- Publish Date
- Thursday, 3 March 2016, 9:02AM
Grey hair has been an unwelcome sign of the passing years.
Disguising its appearance has given rise to an industry of shampoos and dyes and a host of old wives' tales.
But future generations face an altogether brighter prospect, after British scientists identified the gene responsible. They are confident that it will be possible to produce drugs or cosmetics to switch it off.
Grey hair is a result of the depletion of melanin, which is responsible for the pigment in hair, skin and eyes.
It was already known that a gene called IRF4 played a crucial role in hair colour, but researchers at University College London have now, for the first time, linked it to lack of colour.
"This is the first time a gene for greying has been identified in humans," said Dr Kaustubh Adhikari, of UCL's cell and developmental biology department, the lead author of the study.
"These findings have potential forensic and cosmetic applications ... Preventing grey hair is a possibility and even reversing grey hair might not be impossible."

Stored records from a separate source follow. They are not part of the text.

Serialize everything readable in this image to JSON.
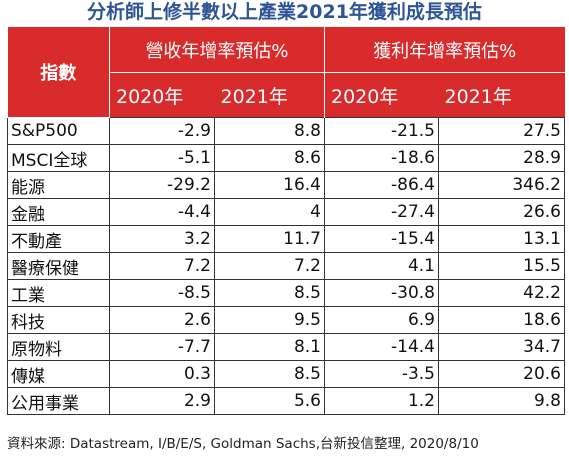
{
  "title": "分析師上修半數以上產業2021年獲利成長預估",
  "table": {
    "index_header": "指數",
    "group_headers": [
      "營收年增率預估%",
      "獲利年增率預估%"
    ],
    "year_headers": [
      "2020年",
      "2021年",
      "2020年",
      "2021年"
    ],
    "rows": [
      {
        "name": "S&P500",
        "values": [
          "-2.9",
          "8.8",
          "-21.5",
          "27.5"
        ]
      },
      {
        "name": "MSCI全球",
        "values": [
          "-5.1",
          "8.6",
          "-18.6",
          "28.9"
        ]
      },
      {
        "name": "能源",
        "values": [
          "-29.2",
          "16.4",
          "-86.4",
          "346.2"
        ]
      },
      {
        "name": "金融",
        "values": [
          "-4.4",
          "4",
          "-27.4",
          "26.6"
        ]
      },
      {
        "name": "不動產",
        "values": [
          "3.2",
          "11.7",
          "-15.4",
          "13.1"
        ]
      },
      {
        "name": "醫療保健",
        "values": [
          "7.2",
          "7.2",
          "4.1",
          "15.5"
        ]
      },
      {
        "name": "工業",
        "values": [
          "-8.5",
          "8.5",
          "-30.8",
          "42.2"
        ]
      },
      {
        "name": "科技",
        "values": [
          "2.6",
          "9.5",
          "6.9",
          "18.6"
        ]
      },
      {
        "name": "原物料",
        "values": [
          "-7.7",
          "8.1",
          "-14.4",
          "34.7"
        ]
      },
      {
        "name": "傳媒",
        "values": [
          "0.3",
          "8.5",
          "-3.5",
          "20.6"
        ]
      },
      {
        "name": "公用事業",
        "values": [
          "2.9",
          "5.6",
          "1.2",
          "9.8"
        ]
      }
    ]
  },
  "source": "資料來源: Datastream, I/B/E/S, Goldman Sachs,台新投信整理, 2020/8/10",
  "colors": {
    "title": "#2f5597",
    "header_background": "#d92b2b",
    "header_text": "#ffffff",
    "grid": "#333333"
  }
}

The team analysed DNA samples from more than 6,600 volunteers recruited in Brazil, Colombia, Chile, Mexico and Peru, including individuals of European, native American and African ancestry, giving a large variation in head hair appearance.
Visual traits of each individual were compared to analysis of their DNA to identify the genes responsible.
The finding could also ultimately make it possible to change hair or eye colour without using dyes. It could simply become a matter of taking a n enzyme which changed the expression of the related genes, turning blondes into brunettes, preventing grey hair or making brown eyes blue.
The team also identified genes linked to the ability to grow a bushy beard, to eyebrow thickness and likelihood of a monobrow and hair curliness.
The findings could help develop forensic techniques to build a visual profiles based on an individual's genetic make-up, showing for example that a suspect had curly hair.
The research is published in the journal Nature Communications.